Sisis Gesetz gegen den Terrorismus
Solange es kein Parlament gibt, wirkt Präsident Sisi als der einzige Gesetzgeber. Manche Ägypter glauben, die Wahlgesetze und das Gesetz über Wahlkreise seien absichtlich so verfasst worden, dass sie Anfechtungen offen standen, weil dies dem Machthaber die Möglichkeit gäbe, seine Periode unkontrollierter Souveränität nach seinem Belieben auszudehnen.
Ob dies nun so ist oder nicht: Fest steht, dass Sisi soeben ein neues Sicherheitsgesetz erlassen hat, das den Sicherheitsorganen des Staates weite Kompetenzen verschafft. Dies geschieht, indem der Begriff "Terrorismus" sehr weit gefasst wird.
Nach den neuen Bestimmungen, die Sisi am 25. Februar unterzeichnete, kann als terroristisch gelten:
"Jede Organisation, Vereinigung, Gruppe oder Gang, die versucht, darauf abzielt auf oder dazu aufruft,
- die öffentlichen Ordnung zu destabilisieren,
- die Ruhe oder Sicherheit der Gesellschaft gefährdet,
- die die Individuen verletzt oder sie terrorisiert oder ihr Leben, ihre Freiheitsrechte oder ihre Sicherheit in Gefahr bringt."

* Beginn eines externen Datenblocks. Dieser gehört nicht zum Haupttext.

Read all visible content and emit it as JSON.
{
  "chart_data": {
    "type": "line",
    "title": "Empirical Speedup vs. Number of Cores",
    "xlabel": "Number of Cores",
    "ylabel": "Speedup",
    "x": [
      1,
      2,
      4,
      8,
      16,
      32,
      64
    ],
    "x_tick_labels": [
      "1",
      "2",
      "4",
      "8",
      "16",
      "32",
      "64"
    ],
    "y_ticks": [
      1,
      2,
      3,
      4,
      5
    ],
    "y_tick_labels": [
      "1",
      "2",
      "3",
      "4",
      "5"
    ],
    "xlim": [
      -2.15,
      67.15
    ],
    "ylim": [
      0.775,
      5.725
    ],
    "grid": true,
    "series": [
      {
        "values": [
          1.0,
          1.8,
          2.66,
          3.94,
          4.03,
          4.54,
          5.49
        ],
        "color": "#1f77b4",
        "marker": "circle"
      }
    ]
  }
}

Als Terrorist kann auch gelten:
- „Jedermann, der versucht die soziale Einheit zu gefährden,
- der versucht, die Umwelt zu gefährden,
- der sich Naturvorkommen oder Geldern bemächtigt,
- der die Kommunikation beeinflusst,
- der Gebäude in öffentlichem oder privaten Besitz besetzt,
- der die Arbeit der Regierung oder der Justiz behindert."
"All diese Gruppen müssen aufgelöst werden. Ihr Besitz und der ihrer Gesinnungsgenossen oder Sponsoren wird eingefroren."
Kriminalisierte Opposition
Die noch überlebenden Menschenrechtsorganisationen verfehlten nicht anzumerken, dass solch weit gefasste Umschreibungen dazu dienen können - und wahrscheinlich dazu dienen werden -, so gut wie alle Aktivitäten und Äusserungen, die sich gegen die Regierung richten, zu kriminalisieren. Schwere Strafen für den Sachverhalt "Terrorismus" sind seit geraumer Zeit im ägyptischen Strafgesetz vorgesehen. Sie gehen von fünf Jahren Gefängnis bis zu lebenslänglich und - wenn Gewalttaten vorliegen - auch zur Todesstrafe.
Das neue Terrorismus-Gesetz wird es ermöglichen, die vorgesehenen Strafen auf alle anzuwenden, die in Opposition gegen den Staat auftreten.